Fig. 3.. ADI-36121 epitope is buried at the trimer interface of the post-fusion hairpin.

A) The CCHFV Gc monomer in complex with the ADI-36121 Fab. B) The CDRs interacting with the Gc domain II base. Green and gray indicate heavy and light chains, respectively, and yellow indicates Gc domain II. Polar interactions are shown by dashes. C) Superposition of the ADI-36121 complex with the Gc post-fusion trimer. The trimer’s front protomer is shown in ribbons colored by domains and the flanking protomers as a white surface. D) One trimer protomer shown as surface colored by domains with the trimer interface outlined and the ADI-36121 footprint superposed in green, illustrating that the epitope is occluded in the trimer. E) BLI sensograms showing binding kinetics of the monomeric fraction (top) or the trimeric fraction (bottom) of CCHFV Gc¹⁵⁷² W3 to ADI-36121 at pH 7.5. F) BLI sensograms showing binding kinetics of CCHFV Gc¹⁵⁷⁹ to ADI-36121 at pH 7.5 (top) or pH 5.5 (bottom). See Materials and Methods for details of the constructs used.

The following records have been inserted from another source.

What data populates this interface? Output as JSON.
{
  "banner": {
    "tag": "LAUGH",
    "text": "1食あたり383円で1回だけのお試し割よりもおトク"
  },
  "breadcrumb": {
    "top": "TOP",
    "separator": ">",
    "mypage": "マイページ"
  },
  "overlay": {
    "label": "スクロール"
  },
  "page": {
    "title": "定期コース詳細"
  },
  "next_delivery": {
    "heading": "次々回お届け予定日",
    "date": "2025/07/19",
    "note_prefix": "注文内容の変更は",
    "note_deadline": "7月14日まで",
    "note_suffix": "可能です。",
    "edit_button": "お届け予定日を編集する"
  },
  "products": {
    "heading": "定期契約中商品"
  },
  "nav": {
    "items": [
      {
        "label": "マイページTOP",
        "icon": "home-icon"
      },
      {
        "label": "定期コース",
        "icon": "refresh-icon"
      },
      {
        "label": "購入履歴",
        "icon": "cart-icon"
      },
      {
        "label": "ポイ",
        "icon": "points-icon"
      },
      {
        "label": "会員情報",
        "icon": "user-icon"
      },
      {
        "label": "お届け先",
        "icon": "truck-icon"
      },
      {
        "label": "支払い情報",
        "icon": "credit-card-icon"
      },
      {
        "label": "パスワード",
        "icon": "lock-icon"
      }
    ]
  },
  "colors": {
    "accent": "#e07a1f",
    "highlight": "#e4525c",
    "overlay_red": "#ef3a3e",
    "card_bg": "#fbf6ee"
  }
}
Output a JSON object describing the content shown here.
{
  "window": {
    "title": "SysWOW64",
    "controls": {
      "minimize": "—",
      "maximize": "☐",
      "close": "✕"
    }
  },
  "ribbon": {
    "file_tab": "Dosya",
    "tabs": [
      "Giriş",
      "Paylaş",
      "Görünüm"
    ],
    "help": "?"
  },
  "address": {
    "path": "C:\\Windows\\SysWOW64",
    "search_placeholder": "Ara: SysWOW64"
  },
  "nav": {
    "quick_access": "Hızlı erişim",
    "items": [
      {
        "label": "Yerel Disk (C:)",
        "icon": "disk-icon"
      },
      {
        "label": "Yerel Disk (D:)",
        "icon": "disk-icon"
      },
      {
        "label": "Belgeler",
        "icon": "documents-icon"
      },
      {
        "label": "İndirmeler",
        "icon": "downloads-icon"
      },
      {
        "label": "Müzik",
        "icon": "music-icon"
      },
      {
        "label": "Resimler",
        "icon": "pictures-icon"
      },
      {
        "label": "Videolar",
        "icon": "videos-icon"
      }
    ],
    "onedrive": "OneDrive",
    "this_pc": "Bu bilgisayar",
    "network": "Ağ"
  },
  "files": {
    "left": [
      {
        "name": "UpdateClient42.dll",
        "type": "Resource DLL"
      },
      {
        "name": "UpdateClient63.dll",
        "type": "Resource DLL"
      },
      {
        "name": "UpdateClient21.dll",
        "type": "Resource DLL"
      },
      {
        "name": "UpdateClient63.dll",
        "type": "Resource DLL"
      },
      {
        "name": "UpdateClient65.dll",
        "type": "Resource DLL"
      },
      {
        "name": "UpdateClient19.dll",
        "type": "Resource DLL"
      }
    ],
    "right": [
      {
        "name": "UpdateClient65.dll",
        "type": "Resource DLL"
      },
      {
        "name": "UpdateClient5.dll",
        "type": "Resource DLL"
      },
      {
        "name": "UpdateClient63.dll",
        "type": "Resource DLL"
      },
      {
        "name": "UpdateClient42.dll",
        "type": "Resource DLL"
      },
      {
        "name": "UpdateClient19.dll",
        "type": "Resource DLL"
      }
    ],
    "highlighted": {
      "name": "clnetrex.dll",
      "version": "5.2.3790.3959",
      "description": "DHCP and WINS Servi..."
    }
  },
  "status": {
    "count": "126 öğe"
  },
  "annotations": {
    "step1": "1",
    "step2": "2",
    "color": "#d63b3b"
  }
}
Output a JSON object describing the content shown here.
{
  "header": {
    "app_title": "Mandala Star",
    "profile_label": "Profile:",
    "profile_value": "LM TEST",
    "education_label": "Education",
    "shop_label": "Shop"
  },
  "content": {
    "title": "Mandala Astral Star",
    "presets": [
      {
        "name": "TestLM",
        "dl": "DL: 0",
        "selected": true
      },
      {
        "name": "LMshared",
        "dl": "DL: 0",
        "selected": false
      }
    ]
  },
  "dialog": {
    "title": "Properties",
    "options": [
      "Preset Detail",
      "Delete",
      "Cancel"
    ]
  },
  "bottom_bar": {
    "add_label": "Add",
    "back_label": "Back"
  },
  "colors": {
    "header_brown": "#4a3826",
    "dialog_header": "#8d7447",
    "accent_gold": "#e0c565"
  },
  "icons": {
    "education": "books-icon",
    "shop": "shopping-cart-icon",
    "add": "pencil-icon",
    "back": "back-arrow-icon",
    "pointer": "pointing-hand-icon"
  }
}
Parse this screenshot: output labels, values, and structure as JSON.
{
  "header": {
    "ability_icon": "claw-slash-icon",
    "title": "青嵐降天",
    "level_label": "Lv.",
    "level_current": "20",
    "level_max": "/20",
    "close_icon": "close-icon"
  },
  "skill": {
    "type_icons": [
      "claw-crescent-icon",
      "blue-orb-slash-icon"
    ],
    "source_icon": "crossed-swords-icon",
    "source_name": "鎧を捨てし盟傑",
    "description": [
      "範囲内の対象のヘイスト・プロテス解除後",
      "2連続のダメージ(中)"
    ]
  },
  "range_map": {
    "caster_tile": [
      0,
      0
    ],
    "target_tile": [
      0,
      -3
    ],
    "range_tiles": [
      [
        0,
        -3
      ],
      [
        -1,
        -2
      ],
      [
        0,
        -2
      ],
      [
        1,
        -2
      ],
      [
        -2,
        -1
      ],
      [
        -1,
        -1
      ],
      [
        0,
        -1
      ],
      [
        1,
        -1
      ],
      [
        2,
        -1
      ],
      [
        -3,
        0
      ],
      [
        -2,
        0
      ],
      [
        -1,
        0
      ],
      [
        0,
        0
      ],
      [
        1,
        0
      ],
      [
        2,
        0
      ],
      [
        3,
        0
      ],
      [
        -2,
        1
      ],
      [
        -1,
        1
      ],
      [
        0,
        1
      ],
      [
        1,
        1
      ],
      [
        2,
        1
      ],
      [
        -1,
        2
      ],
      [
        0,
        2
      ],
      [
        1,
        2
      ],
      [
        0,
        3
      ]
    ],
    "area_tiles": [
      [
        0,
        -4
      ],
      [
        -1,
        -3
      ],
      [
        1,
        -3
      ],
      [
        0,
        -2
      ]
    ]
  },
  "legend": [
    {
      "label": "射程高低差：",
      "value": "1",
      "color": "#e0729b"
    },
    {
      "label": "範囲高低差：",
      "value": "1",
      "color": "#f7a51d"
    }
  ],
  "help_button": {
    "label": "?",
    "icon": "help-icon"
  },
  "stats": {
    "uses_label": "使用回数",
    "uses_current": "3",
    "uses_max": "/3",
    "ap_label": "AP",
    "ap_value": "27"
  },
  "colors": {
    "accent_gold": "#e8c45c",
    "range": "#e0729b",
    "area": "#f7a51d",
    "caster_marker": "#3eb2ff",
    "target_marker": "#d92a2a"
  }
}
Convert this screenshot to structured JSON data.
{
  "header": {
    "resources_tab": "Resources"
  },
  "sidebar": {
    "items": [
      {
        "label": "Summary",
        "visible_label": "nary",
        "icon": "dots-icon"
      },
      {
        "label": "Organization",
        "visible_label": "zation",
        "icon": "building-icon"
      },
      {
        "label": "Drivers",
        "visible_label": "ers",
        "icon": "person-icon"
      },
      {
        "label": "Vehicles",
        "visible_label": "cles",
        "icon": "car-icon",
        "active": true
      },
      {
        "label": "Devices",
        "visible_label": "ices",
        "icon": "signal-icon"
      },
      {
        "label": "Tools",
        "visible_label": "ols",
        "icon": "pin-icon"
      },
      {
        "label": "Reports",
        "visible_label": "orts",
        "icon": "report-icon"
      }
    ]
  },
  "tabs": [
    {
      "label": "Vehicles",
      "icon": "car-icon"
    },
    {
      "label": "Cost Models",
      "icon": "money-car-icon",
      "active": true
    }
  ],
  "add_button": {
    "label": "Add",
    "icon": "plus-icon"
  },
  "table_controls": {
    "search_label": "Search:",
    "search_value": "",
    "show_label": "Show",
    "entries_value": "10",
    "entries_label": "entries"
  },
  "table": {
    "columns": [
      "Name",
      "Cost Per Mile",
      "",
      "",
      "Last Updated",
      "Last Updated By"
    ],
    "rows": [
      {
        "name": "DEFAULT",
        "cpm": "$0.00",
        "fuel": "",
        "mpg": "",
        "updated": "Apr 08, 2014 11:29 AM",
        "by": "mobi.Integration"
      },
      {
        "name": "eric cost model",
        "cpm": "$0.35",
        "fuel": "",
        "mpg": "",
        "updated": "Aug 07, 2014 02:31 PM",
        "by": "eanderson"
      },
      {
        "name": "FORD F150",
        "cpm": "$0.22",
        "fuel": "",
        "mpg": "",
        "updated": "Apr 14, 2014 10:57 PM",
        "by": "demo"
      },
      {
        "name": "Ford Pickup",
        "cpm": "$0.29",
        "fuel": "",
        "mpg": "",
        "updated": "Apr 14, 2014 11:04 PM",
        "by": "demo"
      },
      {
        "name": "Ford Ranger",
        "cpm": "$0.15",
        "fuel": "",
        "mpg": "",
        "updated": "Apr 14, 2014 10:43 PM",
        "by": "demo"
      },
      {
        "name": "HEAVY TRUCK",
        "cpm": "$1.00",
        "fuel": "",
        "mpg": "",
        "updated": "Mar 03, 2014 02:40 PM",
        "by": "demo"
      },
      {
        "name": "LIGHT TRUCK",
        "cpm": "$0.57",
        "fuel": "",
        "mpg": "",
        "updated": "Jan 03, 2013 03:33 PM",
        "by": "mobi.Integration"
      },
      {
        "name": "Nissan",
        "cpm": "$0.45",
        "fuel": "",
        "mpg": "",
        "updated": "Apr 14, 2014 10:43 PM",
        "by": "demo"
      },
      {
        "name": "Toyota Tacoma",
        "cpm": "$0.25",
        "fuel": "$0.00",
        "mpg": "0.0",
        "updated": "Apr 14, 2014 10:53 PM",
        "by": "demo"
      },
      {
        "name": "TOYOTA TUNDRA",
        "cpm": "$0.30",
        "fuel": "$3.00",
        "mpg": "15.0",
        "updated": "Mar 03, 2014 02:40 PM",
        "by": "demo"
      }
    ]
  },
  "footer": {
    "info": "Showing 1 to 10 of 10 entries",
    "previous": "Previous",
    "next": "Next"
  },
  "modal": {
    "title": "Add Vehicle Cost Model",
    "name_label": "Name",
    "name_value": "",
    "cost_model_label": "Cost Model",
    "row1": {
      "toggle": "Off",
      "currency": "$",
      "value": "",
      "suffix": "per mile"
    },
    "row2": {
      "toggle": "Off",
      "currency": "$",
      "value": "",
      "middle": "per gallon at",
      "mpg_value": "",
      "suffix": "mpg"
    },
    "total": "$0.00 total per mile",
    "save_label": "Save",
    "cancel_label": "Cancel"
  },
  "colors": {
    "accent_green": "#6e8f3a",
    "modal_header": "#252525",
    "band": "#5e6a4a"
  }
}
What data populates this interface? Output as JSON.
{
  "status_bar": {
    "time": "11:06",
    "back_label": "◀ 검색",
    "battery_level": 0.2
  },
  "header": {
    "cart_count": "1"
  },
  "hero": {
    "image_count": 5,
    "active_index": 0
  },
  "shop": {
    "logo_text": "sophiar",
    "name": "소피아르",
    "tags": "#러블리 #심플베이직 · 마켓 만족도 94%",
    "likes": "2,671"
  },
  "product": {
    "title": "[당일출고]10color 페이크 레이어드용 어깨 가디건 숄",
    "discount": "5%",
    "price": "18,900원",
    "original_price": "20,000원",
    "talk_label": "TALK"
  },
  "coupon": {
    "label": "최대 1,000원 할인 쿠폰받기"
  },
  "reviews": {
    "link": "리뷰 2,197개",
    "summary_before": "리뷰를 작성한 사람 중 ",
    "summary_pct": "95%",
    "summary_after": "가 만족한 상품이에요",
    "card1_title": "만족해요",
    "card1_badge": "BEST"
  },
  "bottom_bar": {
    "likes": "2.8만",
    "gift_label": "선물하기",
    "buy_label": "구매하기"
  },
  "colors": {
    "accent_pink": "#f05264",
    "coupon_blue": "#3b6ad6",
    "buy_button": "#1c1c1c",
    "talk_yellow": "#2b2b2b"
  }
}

Fig. 4.. The epitopes of CCHFV-neutralizing human antibodies map to Gc surfaces involved in driving membrane fusion.

A) Antigenic sites mapped on the surface of one CCHFV Gc protomer within the post-fusion trimer. The trimer axis is shown in light blue. Only the front Gc subunit is shown in the right panel, after a 180° rotation about the trimer axis. The trimer interface is outlined in black. B) Sequence variability across 15 representative CCHFV strains (Fig. S3) color-plotted on the Gc surface. C) Sequence variability across 14 species in the Orthonairovirus genus (Fig. S4).